7 Ways To Help Your Kid Lose Weight

family-473996_1920Kids are heavier today than ever before. Childhood obesity has increased from 7% in 1980 to 20.5% today (for kids aged 12-19).

The good news is that most children can slim down quickly if the right steps are taken. There are many interrelated reasons our kids, our pets, and we adults are gaining weight, but we can break the cycle with a few changes.

Get started by being positive and loving.

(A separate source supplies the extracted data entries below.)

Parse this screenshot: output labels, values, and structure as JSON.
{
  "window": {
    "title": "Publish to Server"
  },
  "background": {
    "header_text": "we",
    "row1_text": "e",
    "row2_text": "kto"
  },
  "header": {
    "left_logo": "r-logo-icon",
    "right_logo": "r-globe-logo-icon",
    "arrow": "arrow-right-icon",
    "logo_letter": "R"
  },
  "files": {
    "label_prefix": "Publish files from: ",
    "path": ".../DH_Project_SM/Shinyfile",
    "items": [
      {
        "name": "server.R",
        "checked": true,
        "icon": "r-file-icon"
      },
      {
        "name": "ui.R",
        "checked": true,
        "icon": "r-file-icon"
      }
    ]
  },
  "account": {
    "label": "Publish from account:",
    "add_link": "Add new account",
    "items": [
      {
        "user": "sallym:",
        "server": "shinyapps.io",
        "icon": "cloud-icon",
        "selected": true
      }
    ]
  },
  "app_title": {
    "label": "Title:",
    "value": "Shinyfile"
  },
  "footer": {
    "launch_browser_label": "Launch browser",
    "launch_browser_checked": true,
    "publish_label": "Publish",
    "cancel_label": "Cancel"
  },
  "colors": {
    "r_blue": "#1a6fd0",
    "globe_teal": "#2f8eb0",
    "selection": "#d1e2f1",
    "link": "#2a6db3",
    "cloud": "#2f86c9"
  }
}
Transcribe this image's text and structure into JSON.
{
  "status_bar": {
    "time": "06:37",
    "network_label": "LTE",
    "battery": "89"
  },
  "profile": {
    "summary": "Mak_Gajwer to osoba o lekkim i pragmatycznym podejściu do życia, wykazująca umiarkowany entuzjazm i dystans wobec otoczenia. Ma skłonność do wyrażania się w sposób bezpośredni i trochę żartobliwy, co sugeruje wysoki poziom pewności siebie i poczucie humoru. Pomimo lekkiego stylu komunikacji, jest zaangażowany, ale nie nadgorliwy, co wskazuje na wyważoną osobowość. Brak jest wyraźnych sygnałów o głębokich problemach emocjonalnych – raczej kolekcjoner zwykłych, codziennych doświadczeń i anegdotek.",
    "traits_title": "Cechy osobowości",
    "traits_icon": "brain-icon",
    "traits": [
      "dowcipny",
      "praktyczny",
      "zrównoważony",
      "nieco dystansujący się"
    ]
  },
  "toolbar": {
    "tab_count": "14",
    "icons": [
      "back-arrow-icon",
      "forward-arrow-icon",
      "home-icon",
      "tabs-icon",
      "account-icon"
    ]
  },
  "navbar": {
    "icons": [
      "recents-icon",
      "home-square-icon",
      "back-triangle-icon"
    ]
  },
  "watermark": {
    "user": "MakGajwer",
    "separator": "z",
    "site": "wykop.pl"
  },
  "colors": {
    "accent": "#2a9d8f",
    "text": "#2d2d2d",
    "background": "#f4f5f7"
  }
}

There’s no need to shame your kid about his weight; he knows. Kids shouldn’t think of themselves as overweight or having some kind of personal failing. It’s really not their fault. We want our kids to know that they’re capable of achieving and doing anything, and that healthy food is a way to break barriers. To help your child lose weight in a way that is frictionless and peaceful, try following these 7 steps:

  1. Change your thinking and habits first. As the adult, you choose the food and set the schedule for yourself and your kids. You must accept that certain foods make us and our kids heavier. You must encourage and participate in vigorous outdoor play. You have to commit to eating and living as healthy as possible.
  2. Don’t mention weight, weight loss, or diet. Don’t put your family into a dramatic “weight-loss” mode. Instead, make silent but powerful changes to the schedule and to the grocery list. Add daily walks into the schedule and replace processed foods with whole fruits and vegetables. Ideally, a child will achieve a healthy weight by eating healthy food, and only healthy food. Throw out the snacks and soda. Throw out the processed meats. Your kids don’t need to know about this; just do it. There should be no contracts, agreements, or fights here.
  3. Emphasize fitness over sports. Fitness is different from sports. Sports are seasonal, usually team-based, and vary widely in their ability to keep people healthy. Baseball doesn’t offer the same workout as basketball. While sports are great, kids should develop a sustainable at-home fitness regimen they love and can do year round. Climbing trees, vigorous outdoor play, and bike riding all count. Home workouts like Power 20 are fine for kids too, but are a poor substitute for wrestling a neighbor. That said, exercise doesn’t have to be entertaining or social; just like brushing our teeth and bathing, it’s something that we do every day to keep our bodies healthy.
  4. Feed them mostly fruits, vegetables, grains and legumes.
    fruits-market-colors
    Adults thrive when their diet is centered around plants, and growing children are no different. Children eating mostly plants can and do  grow up to be tall, intelligent, and healthy. In fact, we’ve known for 30 years that vegan kids test smarter than omnivore kids. In this report, vegan kids are not only leaner, but they also have an average IQ that’s 16 points higher than their peers. Check out this page for what to eat and what to avoid.
  5. Dramatically reduce the family’s meat consumption. Screen Shot 2015-09-21 at 12.41.28 PMThe more meat people (including children) consume, the heavier and potentially sicker they will be. Most chicken, beef, and fish is farmed in industrial farms and are treated with antibiotics to make the animals grow faster. 97% of meat in western countries is grown in non-organic, industrial settings. Many believe these antibiotics are responsible for rapid weight gain in humans. Chicken in particular is linked to weight gain. The chart below shows a stepwise reduction in weight and type 2 diabetes associated with eating less meat.
  6. Stop feeding them cow’s milk. Cow’s milk can make our kids sick. Up to 75% of chronic constipation in children is a result of a milk allergy. Milk is  calf-growth fluid; everything about it is designed to make a baby cow grow to over 400 pounds, fast. It increases the risk of type 1 diabetes. It causes intestinal bleeding in 40% of infants. It is linked to prostate cancer and weight gain. Instead of feeding them a product that can make them sick and fat, try these plant-based milk alternatives.
  7. Dramatically reduce their egg consumption. Despite all the industry misinformation about eggs being healthy, eggs have been repeatedly implicated in heart disease. They are high in calories, cholesterol and fat. Arteriosclerosis (hardening of the heart vessels) begins in childhood, and eggs can speed the process. Eggs are especially insidious because they’re ingredients in so many products.

Do these rules sound crazy? Not according to nutritionists and doctors:

The Academy of Nutrition and Dietetics and American Academy of Pediatrics (AAP) agree: Well-planned vegetarian and vegan eating patterns are healthy for infants and toddlers. (source)

Children raised on a plant-based diet get more of the nutrients their bodies need than omnivores do, but they may need to supplement vitamin B-12 and D. These are simple problems to solve, though, since many plant-based foods are fortified with these, and supplements are widely available.

Even if your child is an over-eater, this plan requires no portion control. They can eat as much as they want, so long as they eat whole food that’s plant based.